And here are the results:

| query                     |   dateutil | dateparser |
| ------------------------- | ---------- | ---------- |
| 2016/09/01                |          1 |          1 |
| 2016-09-01                |          1 |          1 |
| 09/01/2016                |          1 |          1 |
| 09-01-2016                |          1 |          1 |
| 09012016                  |          0 |          1 |
| 09/01/2016 15:20          |          1 |          1 |
| 09/01/2016 at 15h20       |          1 |          1 |
| 15 min ago                |          0 |          1 |
| two hours ago             |          0 |          1 |
| a day ago                 |          0 |          1 |
| tuesday                   |          0 |          1 |
| monday at noon            |          0 |          1 |
| ------------------------- | ---------- | ---------- |
| total (12)                |          6 |         12 |

If my test data set is relevant with what we expect from Watson's date parser, my conclusion is that we must use dateparser. WDYT?

jmaupetit avatar Oct 06 '16 15:10 jmaupetit

My attitude would be to first hit the big easy ones with a quick lookup, then find a more thorough NLP/18ln approach.

ie today -> datetime.datetime.today().strftime('%Y-%m-%d')

The big easy:

  • today
  • yesterday
  • week

whilei avatar Feb 04 '17 10:02 whilei

Just found Watson and trying out instead of timewarrior. This is a big pain point for me right now. Adding or editing past items is quite annoying with required YYYY-MM-DD HH:mm format.

@davidag Is what is discussed in this thread, e.g. shortcuts for today and yesterday being addressed in #328?

jessebett avatar Oct 22 '19 16:10 jessebett

@jessebett Humanized dates are not supported in #328, but adding by time is (e.g. watson add -f 10:00 -t 11:00).

I'd planned to improve date inputting, but Watson's development is a bit stagnated lately, so I'm looking for alternatives.

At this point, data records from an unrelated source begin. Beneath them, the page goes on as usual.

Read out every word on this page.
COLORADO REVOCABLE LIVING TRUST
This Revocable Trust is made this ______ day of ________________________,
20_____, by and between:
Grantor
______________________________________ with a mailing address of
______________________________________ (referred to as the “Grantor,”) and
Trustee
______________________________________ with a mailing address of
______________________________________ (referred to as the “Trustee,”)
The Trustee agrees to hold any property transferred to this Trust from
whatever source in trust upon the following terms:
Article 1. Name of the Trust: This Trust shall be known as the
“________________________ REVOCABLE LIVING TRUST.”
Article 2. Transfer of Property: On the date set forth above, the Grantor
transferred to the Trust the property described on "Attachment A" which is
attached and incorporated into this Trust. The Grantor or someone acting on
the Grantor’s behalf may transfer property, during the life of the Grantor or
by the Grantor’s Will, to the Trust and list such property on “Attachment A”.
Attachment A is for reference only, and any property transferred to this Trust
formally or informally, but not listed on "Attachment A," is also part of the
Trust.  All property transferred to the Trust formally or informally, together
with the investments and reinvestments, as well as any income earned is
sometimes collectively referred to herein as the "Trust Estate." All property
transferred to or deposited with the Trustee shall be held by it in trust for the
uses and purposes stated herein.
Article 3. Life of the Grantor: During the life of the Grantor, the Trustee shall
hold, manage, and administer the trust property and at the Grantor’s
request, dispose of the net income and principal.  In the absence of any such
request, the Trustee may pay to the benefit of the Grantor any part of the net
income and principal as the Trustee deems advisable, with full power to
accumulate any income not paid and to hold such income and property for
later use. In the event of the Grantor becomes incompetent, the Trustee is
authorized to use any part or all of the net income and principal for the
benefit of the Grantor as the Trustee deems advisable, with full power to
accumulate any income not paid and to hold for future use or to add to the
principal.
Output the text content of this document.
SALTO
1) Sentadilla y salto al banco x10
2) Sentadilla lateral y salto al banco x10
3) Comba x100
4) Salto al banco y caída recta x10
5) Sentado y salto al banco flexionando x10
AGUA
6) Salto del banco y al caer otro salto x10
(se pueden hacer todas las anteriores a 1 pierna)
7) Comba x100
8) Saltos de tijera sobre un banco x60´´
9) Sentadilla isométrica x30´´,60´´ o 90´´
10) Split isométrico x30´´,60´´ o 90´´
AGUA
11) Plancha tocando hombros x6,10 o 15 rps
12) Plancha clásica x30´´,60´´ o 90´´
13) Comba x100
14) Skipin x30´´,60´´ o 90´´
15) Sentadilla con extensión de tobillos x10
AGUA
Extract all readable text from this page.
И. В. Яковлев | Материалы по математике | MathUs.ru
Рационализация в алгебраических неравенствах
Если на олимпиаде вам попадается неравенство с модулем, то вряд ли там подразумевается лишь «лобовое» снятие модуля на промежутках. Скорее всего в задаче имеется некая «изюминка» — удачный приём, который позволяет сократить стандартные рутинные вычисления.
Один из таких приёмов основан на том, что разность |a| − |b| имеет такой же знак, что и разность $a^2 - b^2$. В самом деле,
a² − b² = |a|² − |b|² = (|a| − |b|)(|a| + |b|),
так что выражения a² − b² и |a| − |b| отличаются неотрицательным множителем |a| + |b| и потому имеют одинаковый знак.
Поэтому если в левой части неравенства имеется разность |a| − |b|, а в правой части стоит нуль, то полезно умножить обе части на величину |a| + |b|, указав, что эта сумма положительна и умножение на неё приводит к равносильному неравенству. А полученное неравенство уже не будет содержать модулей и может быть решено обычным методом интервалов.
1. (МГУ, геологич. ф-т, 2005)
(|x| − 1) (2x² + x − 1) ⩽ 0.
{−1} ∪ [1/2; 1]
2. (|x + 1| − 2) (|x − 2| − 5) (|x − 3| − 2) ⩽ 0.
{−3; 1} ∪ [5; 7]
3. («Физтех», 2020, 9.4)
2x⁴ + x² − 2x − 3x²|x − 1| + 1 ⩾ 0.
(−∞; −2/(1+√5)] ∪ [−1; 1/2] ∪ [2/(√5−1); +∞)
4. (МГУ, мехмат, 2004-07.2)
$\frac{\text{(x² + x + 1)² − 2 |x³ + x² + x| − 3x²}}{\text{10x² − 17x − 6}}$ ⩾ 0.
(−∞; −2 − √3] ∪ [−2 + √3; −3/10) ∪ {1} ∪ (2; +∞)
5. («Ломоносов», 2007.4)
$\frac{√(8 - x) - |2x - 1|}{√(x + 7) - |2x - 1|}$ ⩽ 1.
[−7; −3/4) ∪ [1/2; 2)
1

davidag avatar Oct 22 '19 18:10 davidag

Thank you for hacking on watson, I'm a daily user and find it really useful!

The ability to adjust the date formatting for the add command would make usability even better for me (for me German dates like 04.02.2022 feel most natural)

Is there anything I can do to help push this forward? I could test and know how to read code, but haven't written much python code myself yet.

teutat3s avatar Feb 04 '22 11:02 teutat3s